Also, as a previous poster noted, ethanol has a high octane rating, making it appealing to manufacturers and retailers for use in Premium grade gasoline since it is a cheap octane booster in the sense that it is already used as an oxygenator and approved as an additive by the AQMD, after the outlawing of MTBE this is an important factor, so it is a no brainer octane rating booster. The downside to this is that ethanol lacks the BTU or energy content of gasoline so drivers suffer a mileage loss by using gasohol, regardless of octane rating, and the alcohol is a great attractant for water and therefore increases the rate of corrosion in fuel system components as well as the degradation of many different fuel lines as the rubber in non ethanol compliant lines is disolved by the polar solvent qualities of the alcohol.
it is dictated by law in Oklahoma which blends have E10 and which don't. We have 100% gas stations but they will carry an E10 blend for midgrade and label the other two 100% gas. you can definitely tell the difference too.
I'm reading misconceptions about ethanol here. Yes, it cheaply boosts octane, it attracts and absorbs water, it dissolves old-fashion synthetic rubber, the same butyl-types used in synthetic rubber tires, and it contains less energy than pure gas. Ethanol has about 60% as much energy as pure gas, but at a 10% mix it drops mileage only slightly. That is true, but it also has great benefits. Modern vehicles were designed for it so it does not damage your fuel system unless you have an old vehicle with non-neoprene gaskets, seals and lines. Ethanol doesn't damage neoprene. When I was a young man people routinely added "dry gas" (mostly alcohol) to their gas to avoid winter driving problems caused by water forming in the tank, hence the name. Most claimed to increase mileage. This was false unless you had a dirty fuel system to begin with. Now there's no need for it. When you take all factors into account 10% ethanol makes sense for almost all of us, except those with certain old cars, motorcycles, and boats with plain rubber fuel system parts. The rest of you are worrying about nothing. Is ethanol a good replacement for gasoline? Hell no, but it's an excellent additive for almost everyone. Not only does ethanol take water out of your system it also dissolves dirt and deposits, so your engine stays cleaner all the time, especially fuel injectors. Fuel injection loves 10% ethanol, so there you go. Way more benefit than downside.
When you take all factors into account 10% ethanol makes sense for almost all of us......your engine stays cleaner all the time, especially fuel injectors. Fuel injection loves 10% ethanol, so there you go.
Update to an old thread, with terrible & inaccurate information. Fuel injected vehicles lose 8% to 5% mpg using only 10% ethanol in gasoline. To get the energy out of ethanol, ethanol engines with 16:1 compression ratios are needed. Newer cars are built, only to reduce corrosion problems with ethanol, but ethanol blended gasoline still subtracts mpg from new cars. Diesel engines need diesel fuel, ethanol engines need ethanol, & gasoline engines need 100% (ethanol-free) gasoline for best efficiency.

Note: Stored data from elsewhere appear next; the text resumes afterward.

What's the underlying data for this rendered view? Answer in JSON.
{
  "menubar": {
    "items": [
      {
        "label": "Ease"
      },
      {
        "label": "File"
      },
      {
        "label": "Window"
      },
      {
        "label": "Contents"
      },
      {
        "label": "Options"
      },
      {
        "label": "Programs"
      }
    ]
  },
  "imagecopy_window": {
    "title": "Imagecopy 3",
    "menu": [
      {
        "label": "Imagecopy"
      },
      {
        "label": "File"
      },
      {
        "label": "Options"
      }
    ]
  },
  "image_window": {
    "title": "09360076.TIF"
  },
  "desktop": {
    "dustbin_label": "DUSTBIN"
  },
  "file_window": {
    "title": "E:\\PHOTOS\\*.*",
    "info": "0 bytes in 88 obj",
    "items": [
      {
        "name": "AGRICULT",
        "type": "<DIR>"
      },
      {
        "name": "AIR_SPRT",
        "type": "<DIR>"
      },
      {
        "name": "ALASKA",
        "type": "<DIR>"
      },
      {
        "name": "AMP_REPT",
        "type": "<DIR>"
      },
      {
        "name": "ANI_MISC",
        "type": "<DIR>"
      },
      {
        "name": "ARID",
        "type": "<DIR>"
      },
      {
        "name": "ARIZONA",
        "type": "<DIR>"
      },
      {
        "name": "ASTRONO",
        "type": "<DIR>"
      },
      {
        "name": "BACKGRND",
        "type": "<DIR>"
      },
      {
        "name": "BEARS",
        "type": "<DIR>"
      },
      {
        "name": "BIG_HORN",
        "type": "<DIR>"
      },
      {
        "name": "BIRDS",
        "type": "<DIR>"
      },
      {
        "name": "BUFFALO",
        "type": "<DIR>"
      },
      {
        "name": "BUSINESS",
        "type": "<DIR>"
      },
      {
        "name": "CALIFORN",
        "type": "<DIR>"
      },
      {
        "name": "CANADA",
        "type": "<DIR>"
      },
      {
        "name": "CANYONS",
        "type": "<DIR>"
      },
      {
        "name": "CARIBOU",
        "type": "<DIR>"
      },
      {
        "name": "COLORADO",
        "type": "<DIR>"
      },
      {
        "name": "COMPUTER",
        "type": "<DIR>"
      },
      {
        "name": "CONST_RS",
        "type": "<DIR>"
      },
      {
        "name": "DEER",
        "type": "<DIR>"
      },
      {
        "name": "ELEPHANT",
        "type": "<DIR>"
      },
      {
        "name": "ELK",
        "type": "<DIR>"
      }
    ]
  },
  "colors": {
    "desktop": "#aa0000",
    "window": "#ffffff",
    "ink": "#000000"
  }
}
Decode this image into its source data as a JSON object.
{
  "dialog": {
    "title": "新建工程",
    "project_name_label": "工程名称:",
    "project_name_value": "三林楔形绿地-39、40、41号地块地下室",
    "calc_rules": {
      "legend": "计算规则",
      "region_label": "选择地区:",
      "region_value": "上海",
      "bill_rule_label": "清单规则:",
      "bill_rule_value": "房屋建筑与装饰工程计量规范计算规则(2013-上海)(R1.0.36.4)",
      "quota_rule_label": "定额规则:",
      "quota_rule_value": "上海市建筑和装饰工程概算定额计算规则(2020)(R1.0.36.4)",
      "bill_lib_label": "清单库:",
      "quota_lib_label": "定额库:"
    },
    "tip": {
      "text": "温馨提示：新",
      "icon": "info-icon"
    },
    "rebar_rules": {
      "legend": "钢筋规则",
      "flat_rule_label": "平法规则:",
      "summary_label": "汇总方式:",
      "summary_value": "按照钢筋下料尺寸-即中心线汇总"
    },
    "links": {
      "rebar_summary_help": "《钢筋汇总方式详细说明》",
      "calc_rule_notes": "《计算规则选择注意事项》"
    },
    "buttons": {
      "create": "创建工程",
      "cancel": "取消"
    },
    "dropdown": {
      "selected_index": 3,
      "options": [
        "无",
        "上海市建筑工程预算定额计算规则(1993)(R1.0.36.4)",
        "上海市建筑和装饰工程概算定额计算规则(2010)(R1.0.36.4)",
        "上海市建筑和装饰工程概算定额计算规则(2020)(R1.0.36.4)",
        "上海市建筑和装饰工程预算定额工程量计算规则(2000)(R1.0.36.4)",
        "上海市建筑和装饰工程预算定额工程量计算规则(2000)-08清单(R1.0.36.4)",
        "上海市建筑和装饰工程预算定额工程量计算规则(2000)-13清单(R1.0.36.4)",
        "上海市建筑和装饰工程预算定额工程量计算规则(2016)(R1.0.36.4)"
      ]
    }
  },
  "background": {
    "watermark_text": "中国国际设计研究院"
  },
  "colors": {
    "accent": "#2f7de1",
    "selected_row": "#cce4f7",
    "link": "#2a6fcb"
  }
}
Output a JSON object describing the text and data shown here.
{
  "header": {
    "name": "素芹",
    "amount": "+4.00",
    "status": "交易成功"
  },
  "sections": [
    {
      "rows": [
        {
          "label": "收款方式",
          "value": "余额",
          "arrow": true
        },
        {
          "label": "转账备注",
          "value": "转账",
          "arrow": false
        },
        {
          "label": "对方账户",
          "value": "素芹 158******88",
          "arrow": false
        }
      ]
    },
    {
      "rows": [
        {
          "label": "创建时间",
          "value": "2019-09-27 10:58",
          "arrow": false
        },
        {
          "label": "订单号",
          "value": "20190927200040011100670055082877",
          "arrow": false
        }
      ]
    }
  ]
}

Oh, one more thing about premium gas. The most important thing to remember is this. If your vehicle knocks and pings without it you need it. Otherwise you're just wasting your money
I disagree. Many high performance engines produced in the past 25 years have electronic engine management systems that detect "knock and ping" called "Detonation" and will retard the timing electronically until the detonation is eliminated. Retarding ignition timing REDUCES engine output.
Retarded timing will make your engine less powerful than the same engine running a higher octane fuel. So the guy next to you with the higher octane fuel is going to beat you when the light turns green. And the more retarded timing also shows up in fuel economy, although admittedly this is a stretch, as detonation can rarely occur under highway cruise mode at light throttle openings.
If you want the full performance potential the manufacturer built in, use the minimum octane fuel they specify.
You won't hear "knocking and pinging" even if using junk fuel, because the system turns the timing down until it goes away.